Week 11 and Week 12 (August 08 – August 22)

Specific Goals

  • Update the remaining 5 mentioned Phase I and II modules in SymPy, bringing an end to Phase III.
  • Investigate SparseMatrix algorithms in SymPy, for a possible update on their usage with SymEngine.py objects.
  • Final check for any issues or conflicts between the wrapper and SymPy repository.
  • Final benchmarking and update to the SymPy and SymEngine wikis.

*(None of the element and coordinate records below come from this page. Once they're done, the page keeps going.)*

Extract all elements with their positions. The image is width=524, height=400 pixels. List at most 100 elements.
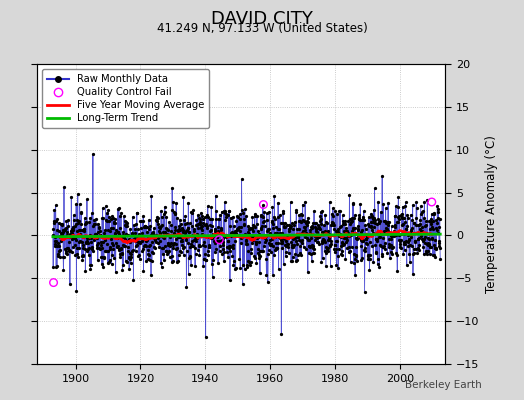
Point [128, 247, 136, 254]
Point [271, 234, 279, 240]
Point [168, 206, 177, 213]
Point [187, 208, 195, 215]
Point [268, 236, 276, 242]
Point [335, 233, 343, 239]
Point [307, 224, 315, 230]
Point [247, 234, 256, 240]
Point [402, 237, 410, 244]
Point [218, 236, 226, 243]
Point [254, 250, 262, 256]
Point [272, 244, 280, 251]
Point [119, 262, 127, 268]
Point [369, 259, 377, 265]
Point [62, 250, 70, 256]
Point [329, 212, 337, 219]
Point [258, 248, 267, 254]
Point [282, 238, 291, 244]
Point [302, 230, 310, 236]
Point [201, 222, 210, 228]
Point [250, 222, 258, 229]
Point [158, 250, 167, 257]
Point [51, 233, 59, 240]
Point [411, 238, 420, 244]
Point [384, 219, 392, 225]
Point [418, 228, 426, 234]
Point [119, 242, 128, 249]
Point [416, 226, 424, 232]
Point [97, 261, 106, 267]
Point [276, 230, 285, 236]
Point [314, 241, 323, 247]
Point [365, 223, 374, 229]
Point [61, 225, 70, 231]
Point [148, 238, 156, 245]
Point [151, 237, 159, 243]
Point [216, 243, 224, 249]
Point [229, 214, 237, 220]
Point [376, 242, 384, 248]
Point [354, 232, 363, 238]
Point [414, 241, 423, 248]
Point [379, 234, 388, 241]
Point [242, 238, 250, 244]
Point [123, 223, 131, 230]
Point [69, 224, 77, 230]
Point [80, 226, 88, 232]
Point [135, 230, 144, 237]
Point [104, 226, 112, 233]
Point [255, 239, 264, 245]
Point [128, 236, 137, 243]
Point [86, 214, 94, 221]
Point [274, 226, 282, 233]
Point [385, 243, 393, 250]
Point [66, 231, 74, 238]
Point [338, 247, 346, 254]
Point [291, 232, 299, 239]
Point [83, 248, 92, 254]
Point [429, 242, 438, 248]
Point [322, 262, 330, 269]
Point [363, 240, 372, 247]
Point [191, 263, 199, 270]
Point [368, 214, 376, 220]
Point [56, 254, 64, 261]
Point [199, 242, 207, 248]
Point [265, 226, 274, 233]
Point [355, 212, 363, 218]
Point [347, 244, 356, 250]
Point [401, 203, 410, 209]
Point [166, 232, 174, 238]
Point [49, 279, 58, 286]
Point [361, 288, 369, 295]
Point [415, 222, 423, 229]
Point [308, 223, 316, 230]
Point [64, 245, 72, 251]
Point [383, 225, 391, 232]
Point [146, 222, 155, 229]
Text: 41.249 N, 97.133 W (United States): 41.249 N, 97.133 W (United States) [157, 22, 367, 35]
Point [342, 235, 351, 242]
Point [147, 193, 156, 199]
Point [374, 256, 382, 262]
Point [358, 238, 367, 244]
Point [398, 215, 407, 221]
Point [393, 268, 401, 274]
Point [118, 232, 127, 238]
Point [413, 236, 422, 242]
Point [98, 215, 106, 222]
Point [66, 248, 74, 254]
Point [104, 248, 112, 254]
Point [156, 225, 164, 232]
Point [292, 207, 300, 214]
Point [394, 204, 402, 210]
Point [314, 238, 323, 245]
Point [253, 213, 261, 219]
Point [267, 242, 275, 248]
Point [187, 262, 195, 268]
Point [83, 196, 91, 203]
Point [60, 234, 69, 240]
Point [141, 238, 150, 244]
Point [366, 238, 375, 245]
Point [331, 242, 339, 248]
Point [346, 221, 354, 227]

Week 13 (August 22 – August 29)

  • Buffer time for finishing up on documentation or any other piece of implementation that needs refactoring, or wrapping up any functionality left untouched due to delays.
  • Work on the additional goals planned (subject to the availability of time).

Post-GSoC

SymEngine is the first open-source project that I contributed to, and the journey has been simply amazing. Over time, I have realised that collaborating with the sharpest minds of the world is a pleasure beyond words. The experience I have gained so far is enriching in itself. I have the following plans post-GSoC:

  • I realise that the entire SymPy library cannot be covered presently due to various constraints. As such, I hope to continue upon my work on the modules and functionalities left untouched by the changes proposed above.
  • While thinking of a project idea, I had the opportunity to go through some amount of work done/required in SymPy and SymEngine (related to assumptions). Hence I wish to be a part of the team that develops the assumptions module in SymEngine.
  • Lastly, I also hope to represent team SymEngine at the upcoming conventions (PyCon India and SciPy India 2017), and talks organised at my college.

References

  • SymPy Core Upgrade to SymEngine

  • I would also like to mention that the structure and format of this proposal is inspired from a number of outstanding proposals from previous year GSoCers, available at SymPy's wiki.